3. Have you gotten much blowback from the Vatican yet?

You mean like when they take a hit on a spliff then blow it into your mouth? I can honestly say I haven’t. Though one night I did see a couple of bishops going through my garbage, obviously looking for something incriminating. You’ve got to watch bishops, they’re the real nasty bastards, not like cardinals, who mostly tend to just hang out and light-heartedly shit talk each other’s robes. It could have got ugly, but I blasted some Cat Stevens and luckily they dispersed.

The Church makes an honest entreaty to build bridges and find common ground

4. Speaking of Christianity – it seems to be an infinite comic vein for you, what explains the appeal?

If you had legions of grown-ups calling upon the name of e.g. the Tooth Fairy, James Bond, or Harry Potter in order to influence law and the rights of citizens, they would be openly laughed at, and maybe even horse-whipped in the town square, in front of droves of braying children. But they use the word ‘God’ and they’re given an audience. The only difference is the name. I try to retain a sense of humour, but this truly disturbs me. All religion is bollocks, I hate it. People deserve better.
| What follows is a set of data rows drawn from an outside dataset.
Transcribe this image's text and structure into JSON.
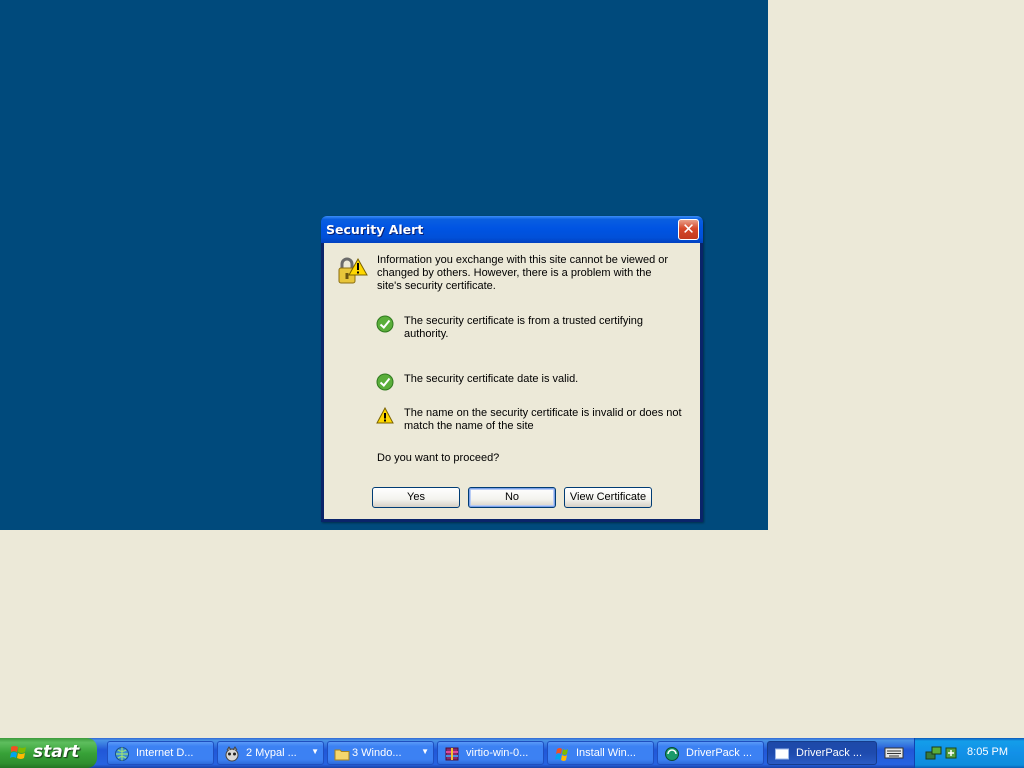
{
  "dialog": {
    "title": "Security Alert",
    "intro": "Information you exchange with this site cannot be viewed or changed by others. However, there is a problem with the site's security certificate.",
    "checks": [
      {
        "status": "ok",
        "text": "The security certificate is from a trusted certifying authority."
      },
      {
        "status": "ok",
        "text": "The security certificate date is valid."
      },
      {
        "status": "warning",
        "text": "The name on the security certificate is invalid or does not match the name of the site"
      }
    ],
    "question": "Do you want to proceed?",
    "buttons": {
      "yes": "Yes",
      "no": "No",
      "view_certificate": "View Certificate"
    },
    "close_glyph": "✕"
  },
  "taskbar": {
    "start_label": "start",
    "tasks": [
      {
        "label": "Internet D...",
        "icon": "globe-icon",
        "active": false
      },
      {
        "label": "2 Mypal ...",
        "icon": "mypal-icon",
        "active": false,
        "group": true
      },
      {
        "label": "3 Windo...",
        "icon": "folder-icon",
        "active": false,
        "group": true
      },
      {
        "label": "virtio-win-0...",
        "icon": "archive-icon",
        "active": false
      },
      {
        "label": "Install Win...",
        "icon": "installer-icon",
        "active": false
      },
      {
        "label": "DriverPack ...",
        "icon": "driverpack-icon",
        "active": false
      },
      {
        "label": "DriverPack ...",
        "icon": "window-icon",
        "active": true
      }
    ],
    "clock": "8:05 PM"
  },
  "colors": {
    "desktop_blue": "#004A7C",
    "desktop_beige": "#ECE9D8",
    "title_blue": "#0054E3",
    "start_green": "#38A238"
  }
}
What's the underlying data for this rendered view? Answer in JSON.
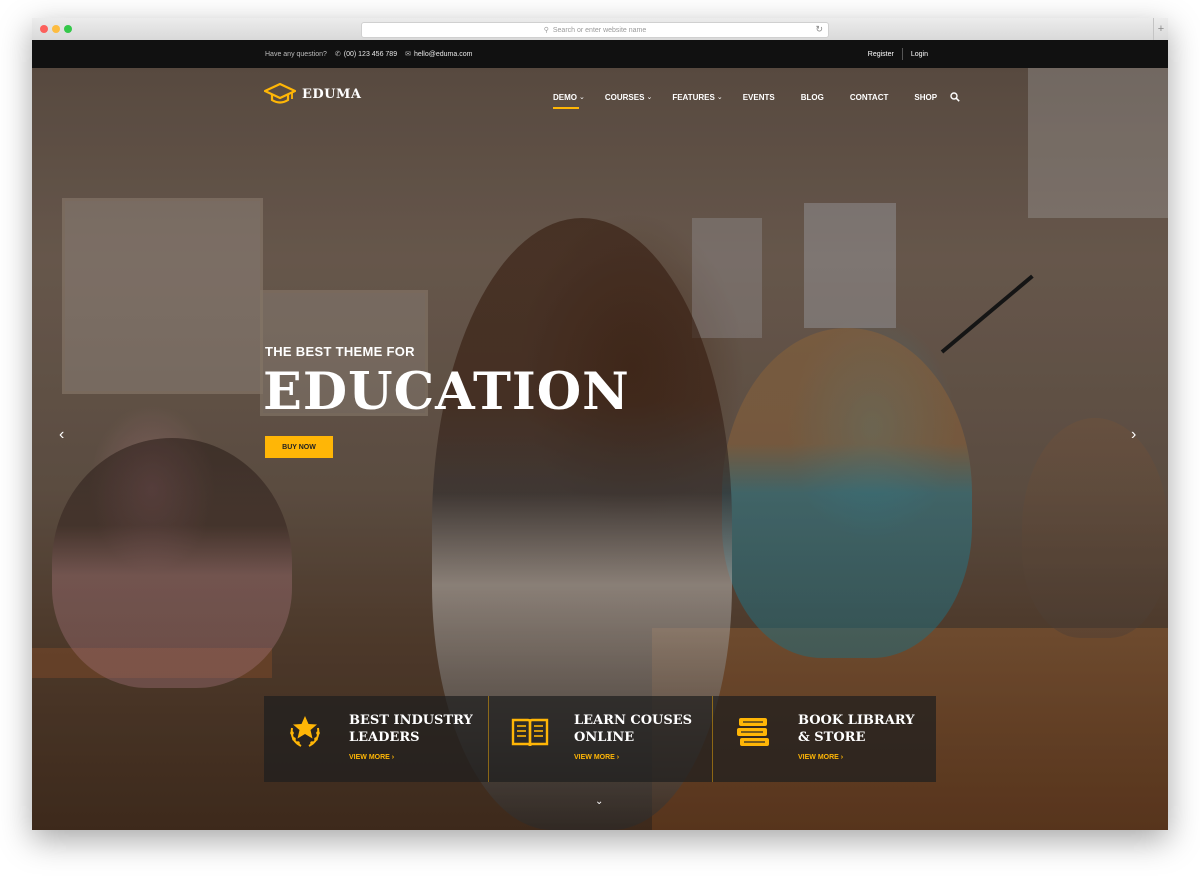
{
  "browser": {
    "url_placeholder": "Search or enter website name"
  },
  "topbar": {
    "question": "Have any question?",
    "phone": "(00) 123 456 789",
    "email": "hello@eduma.com",
    "register": "Register",
    "login": "Login"
  },
  "brand": {
    "name": "EDUMA"
  },
  "nav": {
    "items": [
      {
        "label": "DEMO",
        "has_dropdown": true
      },
      {
        "label": "COURSES",
        "has_dropdown": true
      },
      {
        "label": "FEATURES",
        "has_dropdown": true
      },
      {
        "label": "EVENTS",
        "has_dropdown": false
      },
      {
        "label": "BLOG",
        "has_dropdown": false
      },
      {
        "label": "CONTACT",
        "has_dropdown": false
      },
      {
        "label": "SHOP",
        "has_dropdown": false
      }
    ],
    "search_icon": "search-icon"
  },
  "hero": {
    "subtitle": "THE BEST THEME FOR",
    "title": "EDUCATION",
    "button": "BUY NOW"
  },
  "features": [
    {
      "title_line1": "BEST INDUSTRY",
      "title_line2": "LEADERS",
      "link": "VIEW MORE",
      "icon": "award-star-icon"
    },
    {
      "title_line1": "LEARN COUSES",
      "title_line2": "ONLINE",
      "link": "VIEW MORE",
      "icon": "open-book-icon"
    },
    {
      "title_line1": "BOOK LIBRARY",
      "title_line2": "& STORE",
      "link": "VIEW MORE",
      "icon": "book-stack-icon"
    }
  ],
  "colors": {
    "accent": "#ffb606",
    "topbar": "#111111"
  }
}
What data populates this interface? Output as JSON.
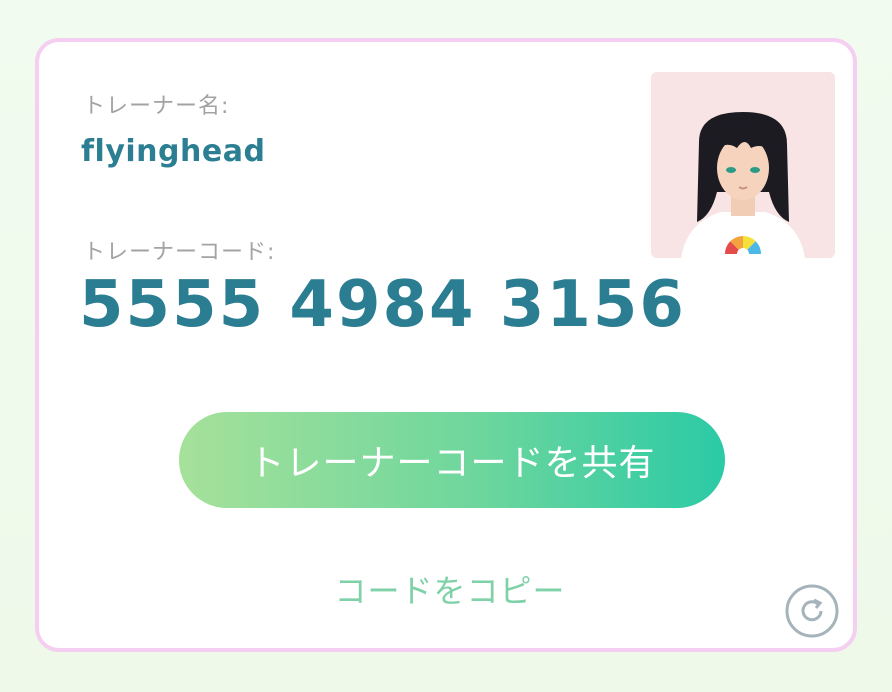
{
  "trainer": {
    "name_label": "トレーナー名:",
    "name": "flyinghead",
    "code_label": "トレーナーコード:",
    "code": "5555 4984 3156"
  },
  "actions": {
    "share_label": "トレーナーコードを共有",
    "copy_label": "コードをコピー"
  },
  "icons": {
    "avatar": "trainer-avatar",
    "refresh": "refresh-icon"
  },
  "colors": {
    "accent_text": "#2b7d92",
    "border": "#f4cff1",
    "button_start": "#a6e19a",
    "button_end": "#2bcaa6",
    "copy_text": "#7fd1a8"
  }
}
5. Were you raised up religious?

I had to go to church every Sunday, and not the 11am mass that the cool kids went to, the 9am one that was full of the people who thought having a lie in ON A FUCKING SUNDAY was sinful. Old people whose heads shook involuntarily, the permanent smell of a sad jumble sale, the priest yammering about fuck all, and I had to wear posh clothes – we’re talking white polyester turtleneck with a blue knitted tanktop. I would have been beaten up by the Von Trapp kids. I remember going up for communion once, about 8 years old, during a phase when I was actually trying to be holy and shit. The priest says “body of christ”, I say “amen”, then as he leans in to stick the host in my infant cakehole he whispers “what have you come as, Lord Fauntleroy? you look like a wee flask of piss”. And I thought, “fair enough”.

6. What is your favourite post?

Definitely air mail, one of those where they have to sign for it. Fuck ’em, if I’m making the effort to send it, they can answer the door to get it.

7. What post gets the most love from your readers?

Well, you’re my only reader, and I think you mentioned you liked the Mithras one.

8. Have you always been a writer, or is it a new thing for you?

Haha, you’re too kind. I’m not a writer, I’m a dilettante (see? I can even spell it).

9. Where is Lonesome Aviary headed next?

Ipswich. They have THREE garden centres, and it’s where Extreme Noise Terror come from. Seriously though (try the fish), I’d like to do an occasional photo series of dogs poking their heads out of car windows. Not many things give me greater joy than seeing a car go past with a dog hanging out the window, especially if their tongue is out. They always seem like they’re saying “ah yeah, nice one” – very carefree. Ideally I’d take the photos with the Hipstamatic app on my iPhone to give it a nice bit of ambience, but that’ll mean I’ll have to be quick on the draw or I’ll miss the moment, or more likely I’ll hit the wrong button and end up wandering off down the street playing Slayer pinball.

10. What question did I fail to ask you that I should have?

“Who’s your favourite 70s Glam-rock bassist?”

11. What is the answer to that question?

Suzi Quatro

12. Anything you feel like saying here that you can’t say to my fucking face?

Like a lot of people, I am in awe of your musical genius and bottomless enthusiasm for life. I feel lucky to know you, and hope my lucky streak lasts a long time. Unlike my last trip to the Casino Lac Leamy, when I had to walk home wearing only my Voivod underpants. Damn, the Uno table was HOT that night!

13. Seeing as that was a bit gay, how about a joke to finish?

Pirate walks into a bar, with a steering wheel down his pants. Barman says, “why do you have a steering wheel down your pants?” Pirate says “arr! it’s driving me nuts!”